Elon Musk has confirmed that SpaceX is preparing to begin test flights of Starship, a spacecraft that Musk and SpaceX hopes will carry human civilization to Mars one day, as early as next week.
Starship Test Flights To Begin Soon
During a Sunday tweetstorm, SpaceX founder Elon Musk went into some detail about upcoming plans to begin test flights for Starship, the company’s passenger vessel that they hope will carry humans back to the moon and eventually to Mars.
According to Musk, the upcoming test flight, Starship’s first, will be a “hop” that will lift the craft off the ground, “but only barely”. The test will take place in Boca Chica, Texas, one of two locations where Starship and the Super Heavy rocket will be built.
Hopefully. Always many issues integrating engine & stage. First hops will lift off, but only barely.— Elon Musk (@elonmusk) March 17, 2019
Musk also indicated that he hopes to use both Boca Chica, Texas and Cape Kennedy, Florida as launch sites for suborbital test flights for Starship, if granted regulatory approval.
Working on regulatory approval for both Boca Chica, Texas, and Cape Kennedy, Florida. Will also be building Starship & Super Heavy simultaneously in both locations.— Elon Musk (@elonmusk) March 17, 2019
Starship Test Flight Comes After Heat Shield Video Lit Up Twitter
Most of the attention this weekend was focused on the video that Musk posted on Twitter of Starship’s heat shield test—which he says it passed.

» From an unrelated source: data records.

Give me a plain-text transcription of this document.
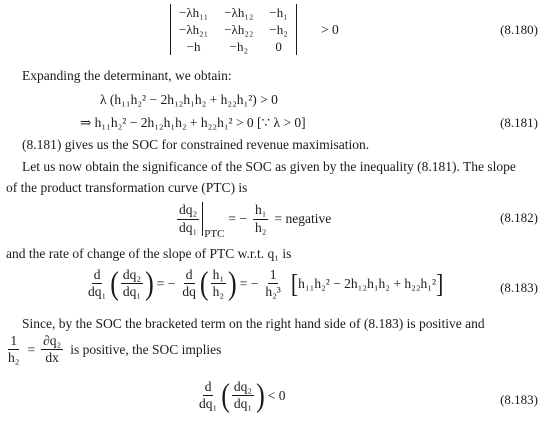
−λh₁₁	−λh₁₂	−h₁
−λh₂₁	−λh₂₂	−h₂
−h	−h₂	0
> 0	(8.180)
Expanding the determinant, we obtain:
λ (h₁₁h₂² − 2h₁₂h₁h₂ + h₂₂h₁²) > 0
⇒ h₁₁h₂² − 2h₁₂h₁h₂ + h₂₂h₁² > 0 [∵ λ > 0]	(8.181)
(8.181) gives us the SOC for constrained revenue maximisation.
Let us now obtain the significance of the SOC as given by the inequality (8.181). The slope
of the product transformation curve (PTC) is
$\frac{\text{dq₂}}{\text{dq₁}}$ PTC
= − $\frac{\text{h₁}}{\text{h₂}}$ = negative	(8.182)
and the rate of change of the slope of PTC w.r.t. q₁ is
$\frac{d}{\text{dq₁}}$ ( $\frac{\text{dq₂}}{\text{dq₁}}$ ) = − $\frac{d}{dq}$ ( $\frac{\text{h₁}}{\text{h₂}}$ ) = − $\frac{1}{\text{h₂³}}$ [ h₁₁h₂² − 2h₁₂h₁h₂ + h₂₂h₁² ]	(8.183)
Since, by the SOC the bracketed term on the right hand side of (8.183) is positive and
$\frac{1}{\text{h₂}} = \frac{\text{∂q₂}}{dx}$ is positive, the SOC implies
$\frac{d}{\text{dq₁}}$ ( $\frac{\text{dq₂}}{\text{dq₁}}$ ) < 0	(8.183)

Testing Starship heatshield hex tiles pic.twitter.com/PycE9VthxQ— Elon Musk (@elonmusk) March 17, 2019
Progress on Starship has been gradually building, even as design changes are introduced. Originally, Musk and SpaceX had hoped to have the entire windward side of Starship cooled using a regenerative transpirational cooling system, but appears to be limiting this system to areas that truly need it.
Transpiration cooling will be added wherever we see erosion of the shield. Starship needs to be ready to fly again immediately after landing. Zero refurbishment.— Elon Musk (@elonmusk) March 17, 2019
This makes sense, since transporting a stainless steel spacecraft is heavy enough without all the extra liquid needed for the transpirational heat shield.